Insights into mechanisms of ATM activation via constitutively active mutants
Insights into mechanisms of ATM activation via constitutively active mutants
Islam, M. S.; Gautsch, V. G.; Belotserkovskaya, R.; Serrano-Benitez, A.; Buzafalvi, D.; Perisic, O.; Jackson, S. P.; Williams, R. L.
AbstractThe Ser/Thr kinase ATM orchestrates cellular responses to DNA double-strand breaks (DSBs) and promotes DSB repair by homologous recombination. In this process, ATM is activated by DNA and the MRN (MRE11, RAD50, and NBS1) complex. Here we show that mutations of the conserved PIKK regulatory domain (PRD) within ATM's kinase domain can confer a maximally active state that no longer requires MRN/DNA. In ATM-knockout human cells, the PRD mutants display substantially higher phosphorylation of histone H2AX, KAP1, and CHK2 than wild-type, with or without IR-induced DNA damage.
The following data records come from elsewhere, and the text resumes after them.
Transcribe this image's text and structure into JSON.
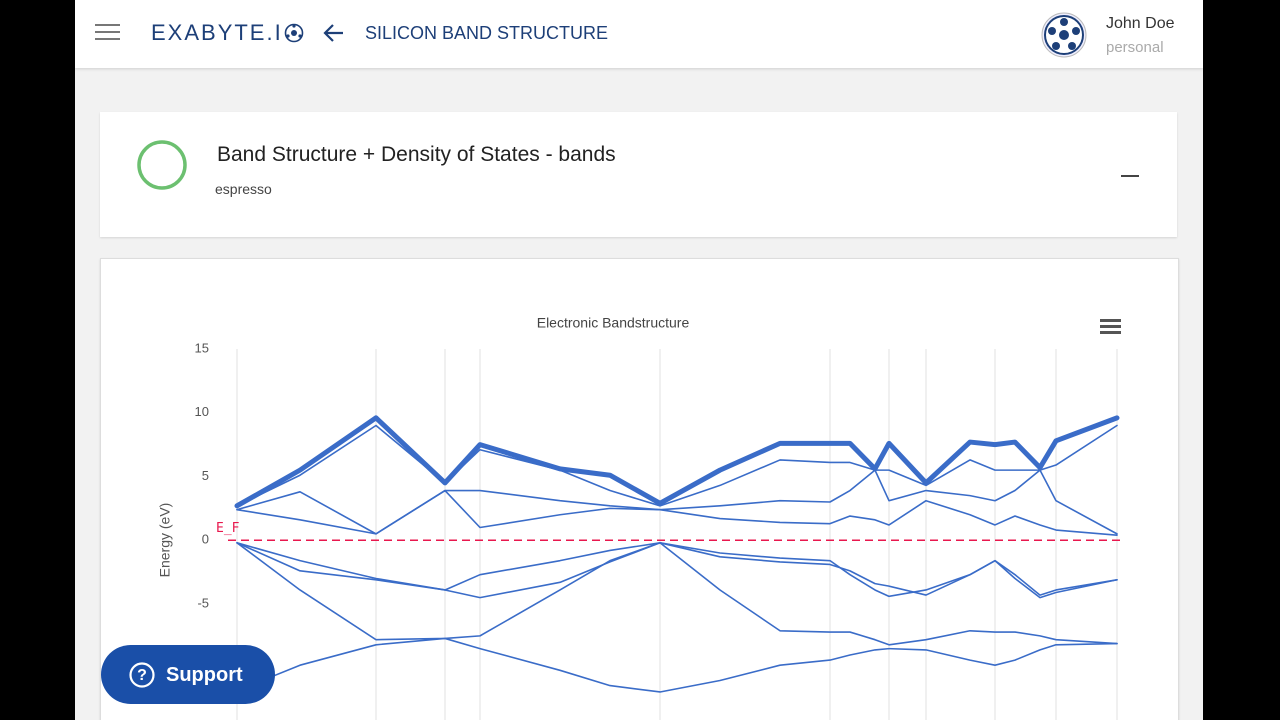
{
  "header": {
    "app_name": "EXABYTE.I",
    "page_title": "SILICON BAND STRUCTURE",
    "user_name": "John Doe",
    "account_type": "personal"
  },
  "unit_card": {
    "title": "Band Structure + Density of States - bands",
    "subtitle": "espresso"
  },
  "support_button": "Support",
  "chart_data": {
    "type": "line",
    "title": "Electronic Bandstructure",
    "y_label": "Energy (eV)",
    "fermi_label": "E_F",
    "fermi_level": 0,
    "fermi_color": "#e8174d",
    "ylim": [
      -15,
      15
    ],
    "yticks": [
      15,
      10,
      5,
      0,
      -5
    ],
    "xlim": [
      0,
      8.8
    ],
    "x_grid_lines": [
      0,
      1.39,
      2.08,
      2.43,
      4.23,
      5.93,
      6.52,
      6.89,
      7.58,
      8.19,
      8.8
    ],
    "x": [
      0,
      0.63,
      1.39,
      2.08,
      2.43,
      3.23,
      3.73,
      4.23,
      4.83,
      5.43,
      5.93,
      6.13,
      6.38,
      6.52,
      6.89,
      7.33,
      7.58,
      7.78,
      8.03,
      8.19,
      8.8
    ],
    "series": [
      {
        "color": "#3a6cc8",
        "line_width": 1.6,
        "values": [
          -11.8,
          -9.8,
          -8.2,
          -7.7,
          -8.5,
          -10.2,
          -11.4,
          -11.9,
          -11.0,
          -9.8,
          -9.4,
          -9.0,
          -8.6,
          -8.5,
          -8.6,
          -9.4,
          -9.8,
          -9.4,
          -8.6,
          -8.2,
          -8.1
        ]
      },
      {
        "color": "#3a6cc8",
        "line_width": 1.6,
        "values": [
          -0.2,
          -3.9,
          -7.8,
          -7.7,
          -7.5,
          -3.9,
          -1.6,
          -0.2,
          -3.9,
          -7.1,
          -7.2,
          -7.2,
          -7.8,
          -8.2,
          -7.8,
          -7.1,
          -7.2,
          -7.2,
          -7.5,
          -7.8,
          -8.1
        ]
      },
      {
        "color": "#3a6cc8",
        "line_width": 1.6,
        "values": [
          -0.2,
          -2.4,
          -3.1,
          -3.9,
          -4.5,
          -3.3,
          -1.7,
          -0.2,
          -1.3,
          -1.7,
          -1.9,
          -2.4,
          -3.4,
          -3.6,
          -4.3,
          -2.7,
          -1.6,
          -3.0,
          -4.5,
          -4.1,
          -3.1
        ]
      },
      {
        "color": "#3a6cc8",
        "line_width": 1.6,
        "values": [
          -0.2,
          -1.6,
          -3.0,
          -3.9,
          -2.7,
          -1.6,
          -0.8,
          -0.2,
          -1.0,
          -1.4,
          -1.6,
          -2.7,
          -3.9,
          -4.4,
          -3.9,
          -2.7,
          -1.6,
          -2.7,
          -4.3,
          -3.9,
          -3.1
        ]
      },
      {
        "color": "#3a6cc8",
        "line_width": 1.6,
        "values": [
          2.4,
          1.6,
          0.5,
          3.9,
          1.0,
          2.0,
          2.5,
          2.4,
          1.7,
          1.4,
          1.3,
          1.9,
          1.6,
          1.2,
          3.1,
          2.0,
          1.2,
          1.9,
          1.2,
          0.8,
          0.4
        ]
      },
      {
        "color": "#3a6cc8",
        "line_width": 1.6,
        "values": [
          2.4,
          3.8,
          0.5,
          3.9,
          3.9,
          3.1,
          2.7,
          2.4,
          2.7,
          3.1,
          3.0,
          3.9,
          5.5,
          3.1,
          3.9,
          3.5,
          3.1,
          3.9,
          5.5,
          3.1,
          0.5
        ]
      },
      {
        "color": "#3a6cc8",
        "line_width": 1.6,
        "values": [
          2.7,
          5.1,
          9.0,
          4.5,
          7.1,
          5.5,
          3.9,
          2.7,
          4.3,
          6.3,
          6.1,
          6.1,
          5.5,
          5.5,
          4.3,
          6.3,
          5.5,
          5.5,
          5.5,
          5.9,
          9.0
        ]
      },
      {
        "color": "#3a6cc8",
        "line_width": 5,
        "values": [
          2.7,
          5.5,
          9.6,
          4.5,
          7.5,
          5.6,
          5.1,
          2.9,
          5.5,
          7.6,
          7.6,
          7.6,
          5.6,
          7.6,
          4.5,
          7.7,
          7.5,
          7.7,
          5.7,
          7.8,
          9.6
        ]
      }
    ]
  }
}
Cryo-EM structures of two PRD mutants each revealed basal or activated conformations depending on bound ligands, suggesting that eliminating the ordered portion of the PRD results in an enzyme poised to transition to the active conformation. However, the identity of the active-site nucleotide is a key driver of the conformational switching. We speculate that this plasticity might be exploited to develop small-molecule ATM modulators for therapeutic applications.